LONDON (Reuters) - Strong results and a bullish tone from chip designer ARM (ARM.L) were drowned out by a warning of faltering consumer demand from a key customer, sending its red-hot shares down nearly 9 percent.
ARM shares, up 120 percent since the start of the year, fell to their lowest in nearly two months after a statement overnight from Texas Instruments TXN.N that end-demand for chips could be weakening.
Cambridge-based ARM has been growing more quickly than the sector as its architecture, already ubiquitous in mobile phones, including Apple's (AAPL.O) iPhone, makes inroads into other electronic devices like toys.
Analysts said strong licence growth had helped it beat expectations on the revenue line, but the weaker dollar could cause a pause in earnings momentum.

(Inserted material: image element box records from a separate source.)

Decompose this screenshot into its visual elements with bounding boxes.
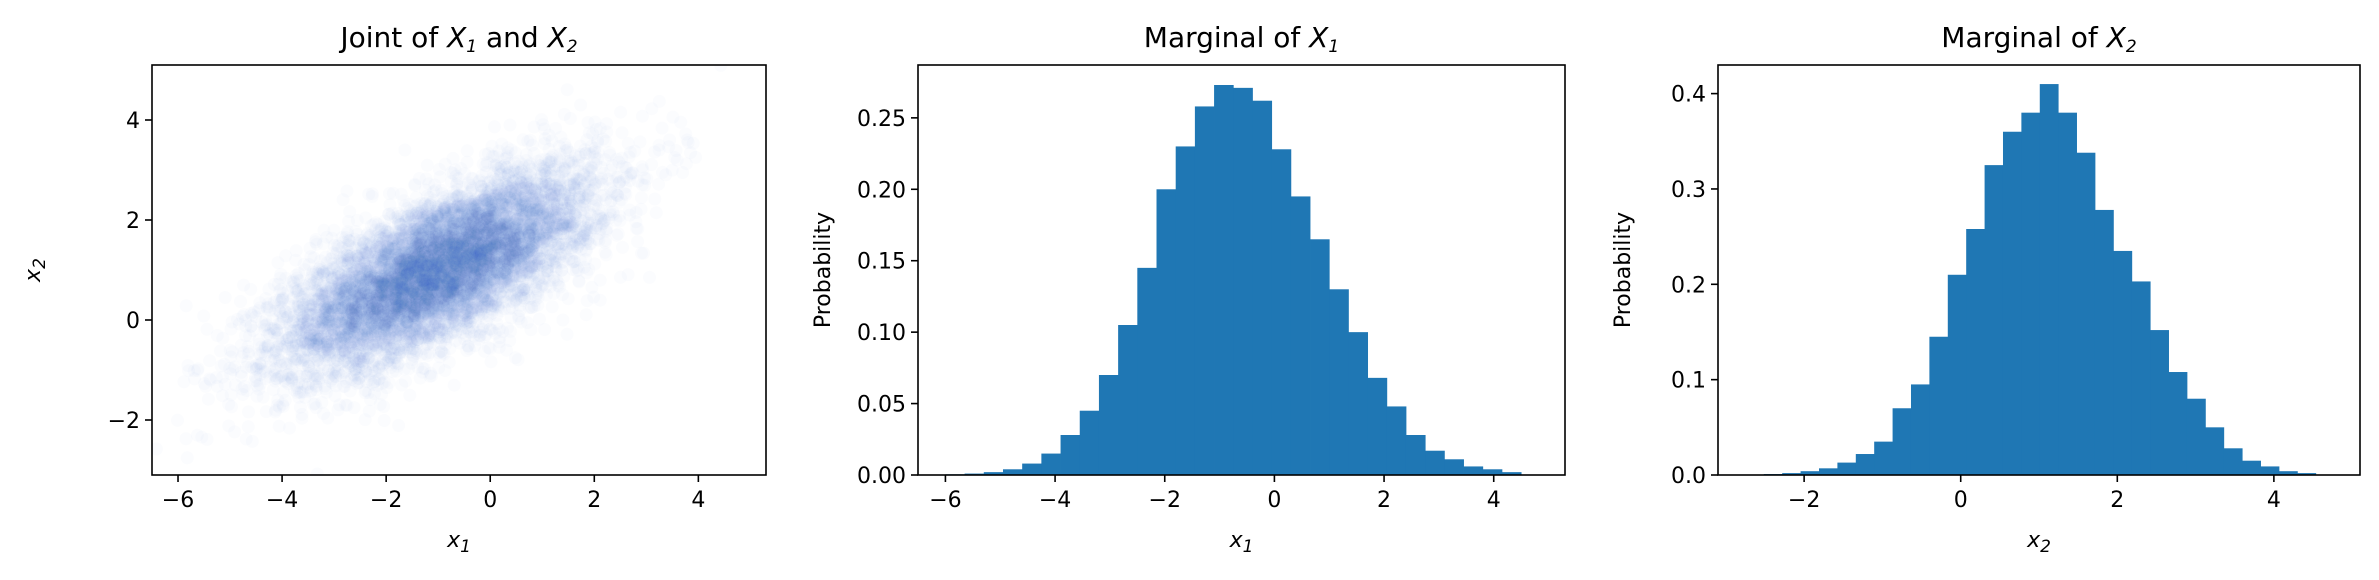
scatter-point <box>546 300 559 313</box>
scatter-point <box>556 314 569 327</box>
scatter-point <box>656 166 669 179</box>
scatter-point <box>420 172 433 185</box>
scatter-point <box>343 205 356 218</box>
scatter-point <box>461 156 474 169</box>
scatter-point <box>392 419 405 432</box>
scatter-point <box>290 244 303 257</box>
scatter-point <box>461 144 474 157</box>
scatter-point <box>202 393 215 406</box>
scatter-point <box>488 120 501 133</box>
scatter-point <box>117 388 130 401</box>
scatter-point <box>197 310 210 323</box>
scatter-point <box>246 435 259 448</box>
scatter-point <box>182 364 195 377</box>
scatter-point <box>203 354 216 367</box>
scatter-point <box>631 222 644 235</box>
scatter-point <box>242 420 255 433</box>
scatter-point <box>656 122 669 135</box>
scatter-point <box>421 159 434 172</box>
scatter-point <box>311 468 324 481</box>
scatter-point <box>533 313 546 326</box>
scatter-point <box>561 83 574 96</box>
scatter-point <box>574 99 587 112</box>
scatter-point <box>561 328 574 341</box>
scatter-point <box>225 400 238 413</box>
scatter-point <box>181 451 194 464</box>
scatter-point <box>635 191 648 204</box>
scatter-point <box>648 193 661 206</box>
scatter-point <box>234 295 247 308</box>
scatter-point <box>635 203 648 216</box>
scatter-point <box>403 389 416 402</box>
scatter-point <box>242 405 255 418</box>
plot-area <box>117 59 728 481</box>
scatter-point <box>296 408 309 421</box>
scatter-point <box>650 206 663 219</box>
scatter-point <box>171 414 184 427</box>
scatter-point <box>180 299 193 312</box>
scatter-point <box>228 425 241 438</box>
scatter-point <box>448 379 461 392</box>
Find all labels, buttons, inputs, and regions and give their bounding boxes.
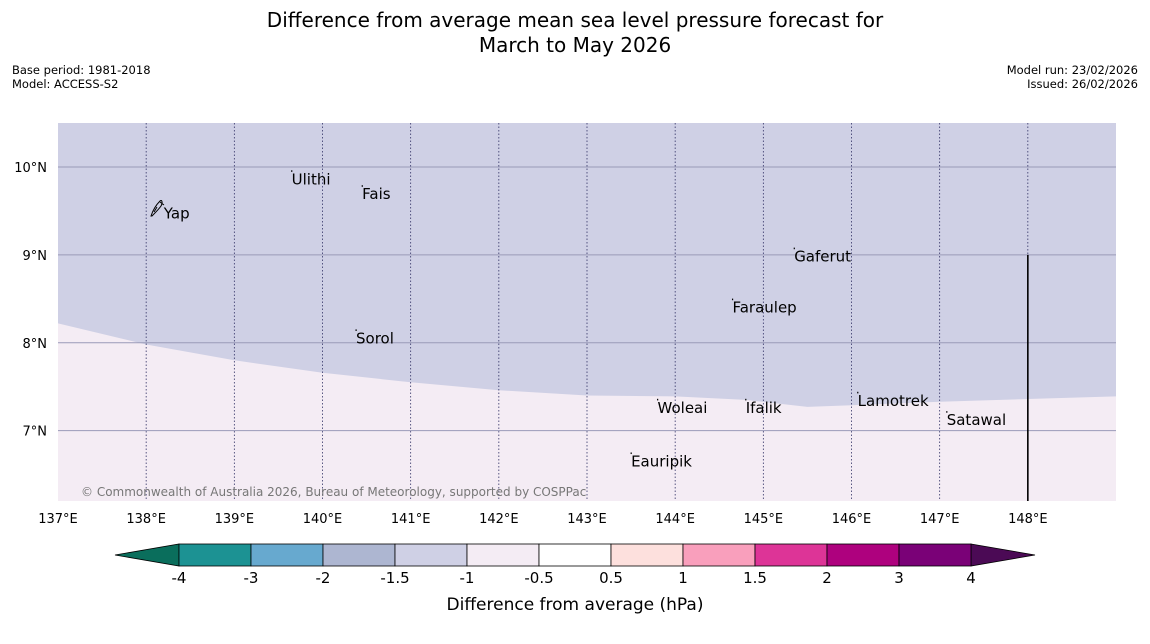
x-tick-label: 143°E [567,512,607,527]
island-marker [745,398,747,401]
x-tick-label: 144°E [655,512,695,527]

Broker Execution Noble also said ARM would not be immune to a slowdown.
"While ARM has a great business model and remains well placed to outperform the broader semiconductor industry, it is ultimately a play on the semiconductor market and dependent on the end-consumer demand," it said.
ARM Chief Executive Warren East said the company had not only benefited from growth in smartphones and mobile computers, but had also gained share in markets like digital TV and microcontrollers.
"Our partners are also starting to develop chips in new markets for ARM, such as servers and laptops, creating longer-term opportunities," he said.
ARM reported a 60-percent rise in pretax profit to 38.8 million pounds on revenue of 100.4 million pounds, equating to earnings per share of 2.08 pence.
Analysts were expecting revenues of 97.2 million pounds, pretax profit of 38.0 million pounds and earnings per share of 2.07 pence, according to a company-supplied poll of 22 brokers.
Shares in ARM were 6.1 percent lower at 365.4 pence by 2:49 p.m., underperforming a 0.5 percent fall in the index of European technology stocks .SX8P.
ARM licences its architecture to chipmakers like Samsung (005930.KS) and Toshiba (6104.T) for an initial fee and receives a royalty on each chip shipped in devices, including Apple's iPad tablet computer.
Some 1.5 billion chips using ARM's architecture were shipped in the quarter.
But ARM reports royalty revenue a quarter in arrears and has less visibility on end-demand than its customers.
Finance Director Tim Score said the company signed 22 processor licences in the quarter, and its order backlog was up 10 percent quarter-on-quarter.
"We expect this momentum to drive further sequential revenue growth in the fourth quarter," Score said on a conference call.
However, he said it was still to early to say whether the normal seasonal uptick in the fourth quarter would come through this year.
Mark Davis at Panmure Gordon said the risk for the next few quarters was on the consumer side.
"Trading on 44 times this year's and 38 times next year's consensus numbers we think the shares are simply too rich in light of the short-term potential risk to royalties," he said.
Score said a major semiconductor maker signed an architecture licence in the quarter for server applications -- a sector dominated by Intel's (INTC.O) chips. He did not give further details.
"(Servers) are a longer-term category to drive our growth," he said, adding that servers based on ARM's architecture would be on the market within five years.